There is so much to enjoy in this movie; the script, the acting, the score, the characterisation, the scenery and the slightly-archaic dialogue (At one point La Boeuf says to the straight-talking Mattie “You give very little sugar with your pronouncements.”) The cinematography is truly excellent, with little of the summer-time ‘prettiness’ of more traditional westerns. A winter’s journey, the palette is one of muted tones, of greys, of creams and of browns; muted, yes, but with a simple, stark beauty.
As I have already said, there are some superb comic scenes, including a perfectly surreal moment when what appears to be a bear enters stage right riding a horse. This isn’t Davy Crocket wearing a coon-skin cap, this is a dubious travelling dentist and all round medicine show, who just happens to be wearing the whole hide of his particular animal, the head on top of his head!
In the end Mattie gets her man.
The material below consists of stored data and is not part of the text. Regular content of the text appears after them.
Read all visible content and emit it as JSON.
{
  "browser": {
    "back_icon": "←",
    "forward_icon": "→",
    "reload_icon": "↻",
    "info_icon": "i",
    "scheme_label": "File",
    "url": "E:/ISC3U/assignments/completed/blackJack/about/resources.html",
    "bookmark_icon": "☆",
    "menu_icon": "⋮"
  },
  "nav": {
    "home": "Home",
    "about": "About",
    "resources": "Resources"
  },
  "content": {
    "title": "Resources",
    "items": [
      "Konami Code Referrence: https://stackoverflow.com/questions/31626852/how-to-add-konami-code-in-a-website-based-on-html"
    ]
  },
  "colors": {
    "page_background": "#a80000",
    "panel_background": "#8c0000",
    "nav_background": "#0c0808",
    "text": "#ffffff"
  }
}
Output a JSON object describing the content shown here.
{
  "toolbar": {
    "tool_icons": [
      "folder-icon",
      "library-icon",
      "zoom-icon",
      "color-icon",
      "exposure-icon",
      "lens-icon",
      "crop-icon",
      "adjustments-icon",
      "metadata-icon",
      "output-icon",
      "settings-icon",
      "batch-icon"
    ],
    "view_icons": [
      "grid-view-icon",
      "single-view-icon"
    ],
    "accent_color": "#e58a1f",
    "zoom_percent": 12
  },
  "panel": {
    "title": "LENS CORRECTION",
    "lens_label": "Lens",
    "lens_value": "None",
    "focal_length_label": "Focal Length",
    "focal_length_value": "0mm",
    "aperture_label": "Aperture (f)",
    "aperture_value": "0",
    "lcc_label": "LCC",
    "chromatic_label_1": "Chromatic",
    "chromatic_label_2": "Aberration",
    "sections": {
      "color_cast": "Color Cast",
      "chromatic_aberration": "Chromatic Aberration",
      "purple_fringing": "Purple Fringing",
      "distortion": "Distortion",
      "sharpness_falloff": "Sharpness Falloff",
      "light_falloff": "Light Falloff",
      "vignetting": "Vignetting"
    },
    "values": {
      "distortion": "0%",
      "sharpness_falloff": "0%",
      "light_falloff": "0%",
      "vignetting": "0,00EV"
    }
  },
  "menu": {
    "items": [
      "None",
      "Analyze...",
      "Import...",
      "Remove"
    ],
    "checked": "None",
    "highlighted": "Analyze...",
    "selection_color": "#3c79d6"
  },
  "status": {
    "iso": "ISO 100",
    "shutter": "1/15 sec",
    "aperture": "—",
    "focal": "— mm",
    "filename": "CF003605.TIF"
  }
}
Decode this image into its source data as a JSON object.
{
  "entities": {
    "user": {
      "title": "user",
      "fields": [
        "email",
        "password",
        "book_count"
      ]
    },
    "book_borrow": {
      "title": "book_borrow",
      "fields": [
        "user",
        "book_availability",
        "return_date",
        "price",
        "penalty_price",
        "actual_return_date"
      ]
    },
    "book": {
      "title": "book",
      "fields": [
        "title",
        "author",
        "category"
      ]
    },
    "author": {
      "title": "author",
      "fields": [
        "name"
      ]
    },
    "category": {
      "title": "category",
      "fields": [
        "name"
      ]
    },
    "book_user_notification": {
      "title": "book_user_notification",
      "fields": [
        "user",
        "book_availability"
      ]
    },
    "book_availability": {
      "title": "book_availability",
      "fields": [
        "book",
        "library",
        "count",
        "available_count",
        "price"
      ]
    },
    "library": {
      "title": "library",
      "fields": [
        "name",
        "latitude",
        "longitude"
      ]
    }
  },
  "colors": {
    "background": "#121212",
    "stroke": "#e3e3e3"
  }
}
In the end Rooster, who has little in the way of finer feeling, develops a father-like solicitude towards his young employer, riding hard with her to a get a doctor after she has been bitten by a rattlesnake. In the end there is a coda with Mattie, now twenty-five years older, missing part of her arm from the snake bite, having taken another body, that of Rooster himself, back for burial in her family plot, there musing how time finally catches up with us all.